About
Citico Creek, Tennessee — 1920 Cherokee National Forest, 1975 Wild/Scenic, Tellico Ranger District, trout. The creek gauge, USGS station 03518400, averages about 75 CFS, with the optimal paddling window running roughly 30 to 180. This is riffle water more than whitewater — a recovering Appalachian stream that runs 17 miles through steep, forested country. The watershed climbs to Strawberry Knob at 4,656 feet, part of the rolling ridgelines and tumbling creeks that define the upper drainage. The creek breaks into three distinct characters: the Upper Citico above the falls, hike-in only, holding native brook trout; the Middle Citico, with wild rainbows in deep pools and pocket water; and the Lower Citico, larger water as it nears the Tellico confluence.
Human use of the drainage runs deep. Before European contact, Citico — Sitiku — was one of the Overhill Cherokee towns, occupied from at least the 1500s until the late 1700s. The town sat near the creek's mouth and served as a significant trading and ceremonial center. The Cherokee were displaced from this homeland by the Treaty of Tellico in 1798 and the Trail of Tears, whose 1838–1839 removal crossed the watershed.
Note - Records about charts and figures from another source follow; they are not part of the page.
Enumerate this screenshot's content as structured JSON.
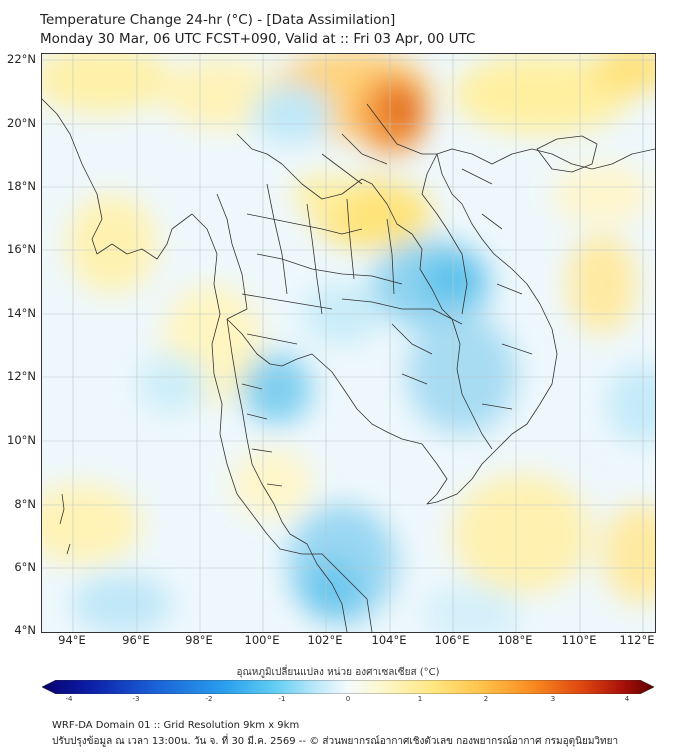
{
  "header": {
    "title_line1": "Temperature Change 24-hr (°C) - [Data Assimilation]",
    "title_line2": "Monday 30 Mar, 06 UTC FCST+090, Valid at :: Fri 03 Apr, 00 UTC"
  },
  "map": {
    "lat_labels": [
      "22°N",
      "20°N",
      "18°N",
      "16°N",
      "14°N",
      "12°N",
      "10°N",
      "8°N",
      "6°N",
      "4°N"
    ],
    "lon_labels": [
      "94°E",
      "96°E",
      "98°E",
      "100°E",
      "102°E",
      "104°E",
      "106°E",
      "108°E",
      "110°E",
      "112°E"
    ],
    "colors": {
      "frame": "#333333",
      "border_lines": "#333333",
      "warm_strong": "#e2691a",
      "warm": "#ffd27a",
      "warm_light": "#fff2b5",
      "cool_light": "#d9f1fb",
      "cool": "#8fd3f0",
      "cool_strong": "#3bb3e6"
    }
  },
  "colorbar": {
    "title": "อุณหภูมิเปลี่ยนแปลง หน่วย องศาเซลเซียส (°C)",
    "ticks": [
      "-4",
      "-3",
      "-2",
      "-1",
      "0",
      "1",
      "2",
      "3",
      "4"
    ],
    "min": -4,
    "max": 4,
    "colors": [
      "#08006e",
      "#0d1fa8",
      "#1a5ed6",
      "#2aa0ee",
      "#62cdf3",
      "#bfe9f9",
      "#f4fbfd",
      "#fdf7c8",
      "#ffe680",
      "#ffc24a",
      "#f98c21",
      "#e04811",
      "#a8100a",
      "#5e0000"
    ]
  },
  "footer": {
    "line1": "WRF-DA Domain 01 :: Grid Resolution 9km x 9km",
    "line2": "ปรับปรุงข้อมูล ณ เวลา 13:00น. วัน จ. ที่ 30 มี.ค. 2569 -- © ส่วนพยากรณ์อากาศเชิงตัวเลข กองพยากรณ์อากาศ กรมอุตุนิยมวิทยา"
  }
}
The industrial era arrived with the axe. The Citico Creek watershed was logged from the 1830s through the 1920s, feeding the regional timber industry of the 1850s–1910s and the railroad expansion of the 1860s–1910s. Local sawmills, logging drives, and downstream lumber operations were the major operators. The old-growth stands were exhausted by 1910; state forestry conservation began in 1915, and the establishment of state forests in the 1930s ended large-scale logging. Hydrological study followed a parallel arc — USGS surveys in the 1870s–1890s, gauging stations from the 1880s–1910s, and later state water pollution control studies in the 1950s–1970s, joined by Clean Water Act assessments from 1972 onward that addressed more than a century of logging, agricultural, and industrial impacts.
Protection came in stages. In 1920, the Cherokee National Forest — the largest of Tennessee's national forests at 655,598 acres — was established, and the Tellico Ranger District took over management of the watershed. A Wild and Scenic River designation followed in 1975. Then in 1984, Congress designated the 16,226-acre Citico Creek Wilderness within the national forest, protecting native brook trout headwater habitat. The wilderness links to the Joyce Kilmer-Slickrock Wilderness on the North Carolina side, forming one of the largest brook trout strongholds in the southern Appalachians.
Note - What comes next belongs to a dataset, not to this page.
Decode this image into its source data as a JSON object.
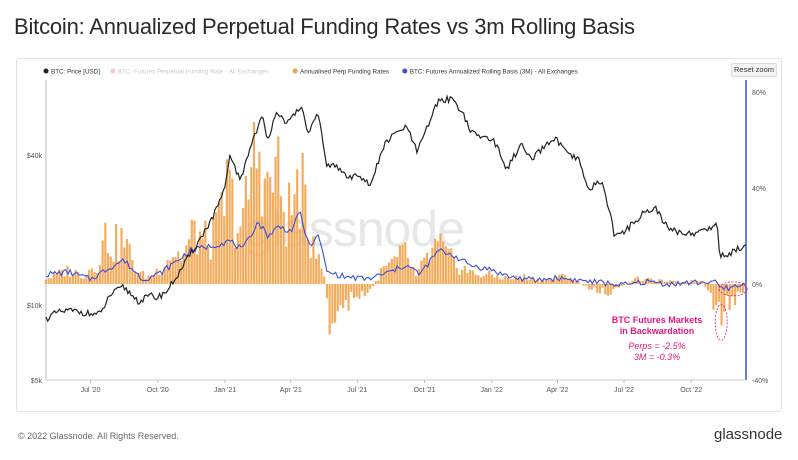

The dam's reckoning came in October 2015. Its removal reopened the creek and restored habitat for native fish — among them three federally endangered species: the Citico darter, the smoky madtom, and the yellowfin madtom. Today the creek is a designated Outstanding Tennessee Trout Fishery per the Tennessee Wildlife Resources Agency and a popular fly-fishing destination for brook and rainbow trout, supporting the Tellico Plains and Coker Creek economies. Citico Creek flows free again — a recovering Appalachian stream where rare fish reclaim their water and wilderness ridges still guard the source.
River conditions are community-verified. CFS ranges, difficulty ratings, and access points may not reflect every flow level or seasonal change. Always check current conditions, scout unfamiliar rapids, and paddle within your skill level.